Thanks for hanging in there all my readers. Again I’m really wanting to switch gears on this blog, but I really can’t just yet. And I must accept my reality as it is now.
I’m currently reading and watching stuff with Eckhart Tolle, who I purposely stayed away from for a really long time. He’s such a pop phenomena it turned my stomach in the past and put me off of reading him. Oprah has raised his profile to insanely famous guru status calling him a prophet. Yuck, was my only reaction…
BUT, when I finally took the time to read his stuff and watch him on video, well, I think he’s awesome and he does articulate the wisdom of the ages in a beautiful and simple way for us today. (I’ve been reading the wisdom of the ages for 2 decades, being that I was a religious studies major, and I still find his perspective wonderfully insightful and as original as something like the wisdom of the ages can be.)
The most awesome part of his theories is that without ever using the term mental illness (because he is simply speaking about the nature of being human) he gives us the explanation of the root cause of all mental illness. These are spiritual texts, and he is explicit in explaining how one becomes mentally ill. Really how all of us are mentally ill, yes all you “normies” out there too! They are quite glorious books I highly recommend them and look for his videos online (yeah look to Oprahs website….ick!!)
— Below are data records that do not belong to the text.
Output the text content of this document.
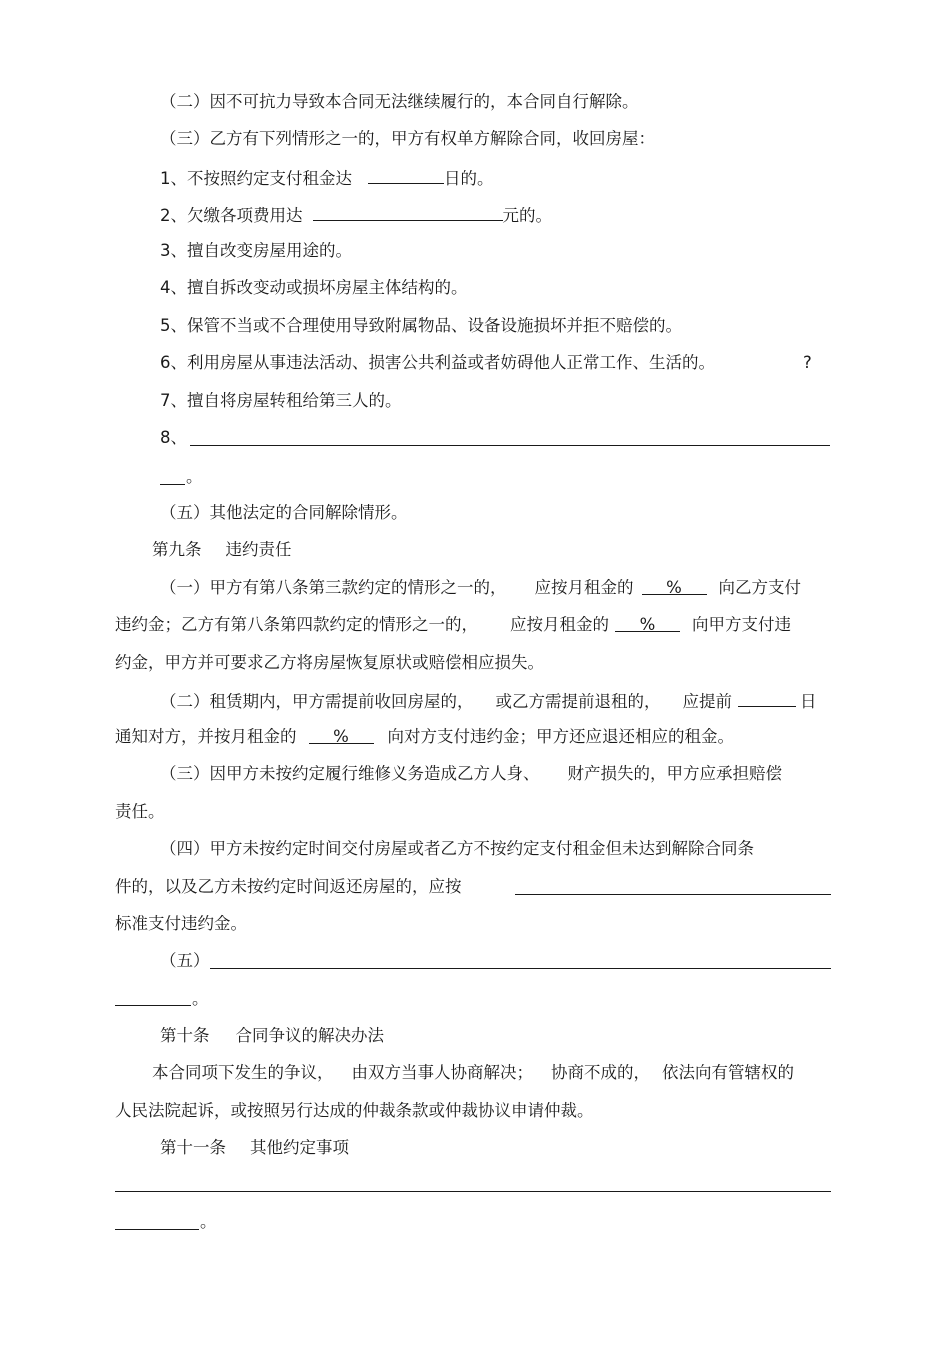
（二）因不可抗力导致本合同无法继续履行的，本合同自行解除。
（三）乙方有下列情形之一的，甲方有权单方解除合同，收回房屋：
1、不按照约定支付租金达	日的。
2、欠缴各项费用达	元的。
3、擅自改变房屋用途的。
4、擅自拆改变动或损坏房屋主体结构的。
5、保管不当或不合理使用导致附属物品、设备设施损坏并拒不赔偿的。
6、利用房屋从事违法活动、损害公共利益或者妨碍他人正常工作、生活的。	?
7、擅自将房屋转租给第三人的。
8、
。
（五）其他法定的合同解除情形。
第九条 违约责任
（一）甲方有第八条第三款约定的情形之一的， 应按月租金的 % 向乙方支付
违约金；乙方有第八条第四款约定的情形之一的， 应按月租金的 % 向甲方支付违
约金，甲方并可要求乙方将房屋恢复原状或赔偿相应损失。
（二）租赁期内，甲方需提前收回房屋的， 或乙方需提前退租的， 应提前	日
通知对方，并按月租金的 % 向对方支付违约金；甲方还应退还相应的租金。
（三）因甲方未按约定履行维修义务造成乙方人身、 财产损失的，甲方应承担赔偿
责任。
（四）甲方未按约定时间交付房屋或者乙方不按约定支付租金但未达到解除合同条
件的，以及乙方未按约定时间返还房屋的，应按
标准支付违约金。
（五）
。
第十条 合同争议的解决办法
本合同项下发生的争议， 由双方当事人协商解决； 协商不成的， 依法向有管辖权的
人民法院起诉，或按照另行达成的仲裁条款或仲裁协议申请仲裁。
第十一条 其他约定事项
。
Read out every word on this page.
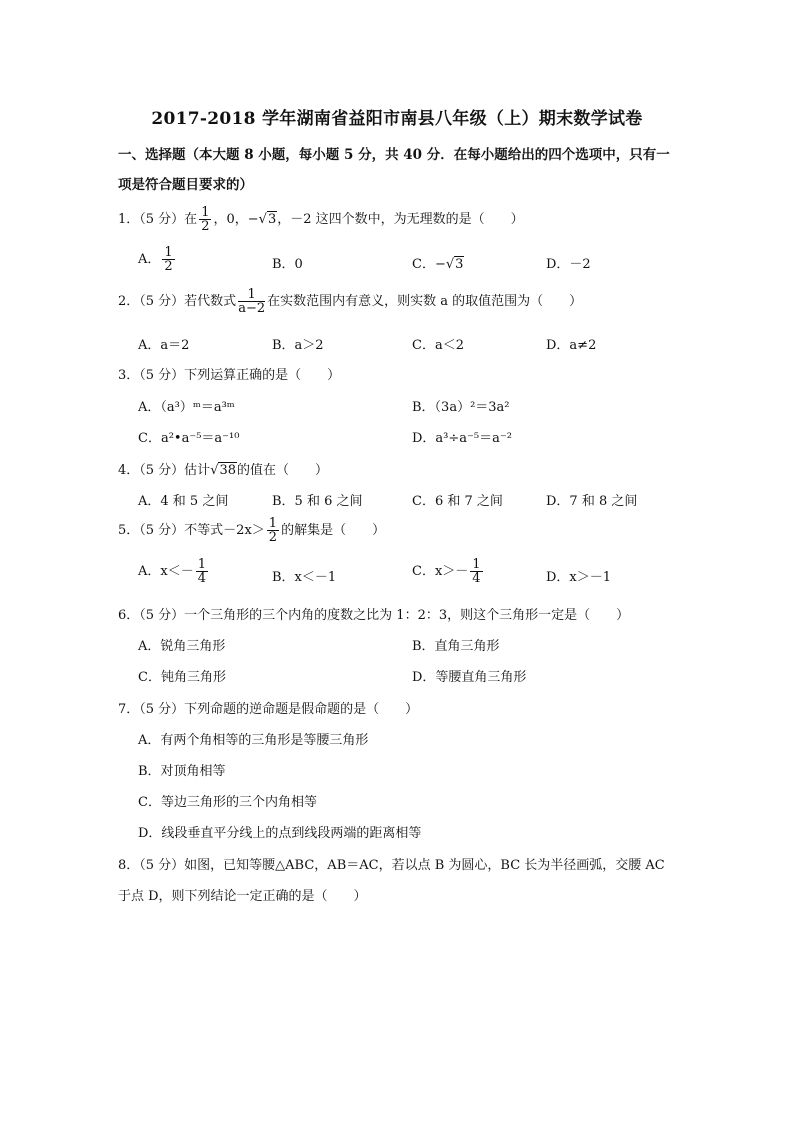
2017-2018 学年湖南省益阳市南县八年级（上）期末数学试卷
一、选择题（本大题 8 小题，每小题 5 分，共 40 分．在每小题给出的四个选项中，只有一
项是符合题目要求的）
1．（5 分）在 $\frac{1}{2}$ ，0，−√3，－2 这四个数中，为无理数的是（　　）
A． $\frac{1}{2}$	B．0	C．−√3	D．－2
2．（5 分）若代数式 $\frac{1}{a-2}$ 在实数范围内有意义，则实数 a 的取值范围为（　　）
A．a＝2	B．a＞2	C．a＜2	D．a≠2
3．（5 分）下列运算正确的是（　　）
A．（a³）ᵐ＝a³ᵐ	B．（3a）²＝3a²
C．a²•a⁻⁵＝a⁻¹⁰	D．a³÷a⁻⁵＝a⁻²
4．（5 分）估计√38的值在（　　）
A．4 和 5 之间	B．5 和 6 之间	C．6 和 7 之间	D．7 和 8 之间
5．（5 分）不等式$-2x> \frac{1}{2}$ 的解集是（　　）
A．$x<- \frac{1}{4}$	B．x＜－1	C．$x>- \frac{1}{4}$	D．x＞－1
6．（5 分）一个三角形的三个内角的度数之比为 1：2：3，则这个三角形一定是（　　）
A．锐角三角形	B．直角三角形
C．钝角三角形	D．等腰直角三角形
7．（5 分）下列命题的逆命题是假命题的是（　　）
A．有两个角相等的三角形是等腰三角形
B．对顶角相等
C．等边三角形的三个内角相等
D．线段垂直平分线上的点到线段两端的距离相等
8．（5 分）如图，已知等腰△ABC，AB＝AC，若以点 B 为圆心，BC 长为半径画弧，交腰 AC
于点 D，则下列结论一定正确的是（　　）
I recommend, based only on these being the only books I’ve read so far, The Power of Now and The New Earth. And look for his videos on Oprah here and here. (I suppose I’m being unfair to Oprah, she just sometimes irritates the hell out of me, like when she did her segment on bipolar disorder and everyone she interviewed talked about how they were violent if they didn’t take their meds! And then she and all her producers refused to hear any alternative views. I have doctor friends who did their damnedest to reach her and the whole production team had their ears shut.) In any case she has done nothing to help us fight the stigma and has contributed to the frank bullshit propaganda about the so-called mentally ill. I will grudgingly admit she does good things from time to time. But her pop princess status annoys me in any case.
Anyway, Eckhart Tolle’s books are articulating what I’ve experienced in my more enlightened moments in the past and what I trust is in store for me in the future and I find them wonderfully reassuring.
Little postscript: Orthomolecular or integrative psychiatrists may very well know how to treat mental health issues through alternative means, and I know that most of them are okay with that. The unfortunate thing about them is that in general the people they see have successfully avoided meds altogether or, alternatively, been on meds only a short time, so that when someone like me presents they still are not a whole lot better at dealing with us than anyone else. There is virtually NO ONE out there that understands the risks of withdrawal that are a reality for some of us. We MUST be proactive and help educate the docs we choose to help us and that means we have to find docs flexible enough to listen to our experience and who are willing to read stuff we print for them off the internet. This is a generalization but a solid one in my opinion. Be careful about who you choose to trust if you’re having a complicated withdrawal.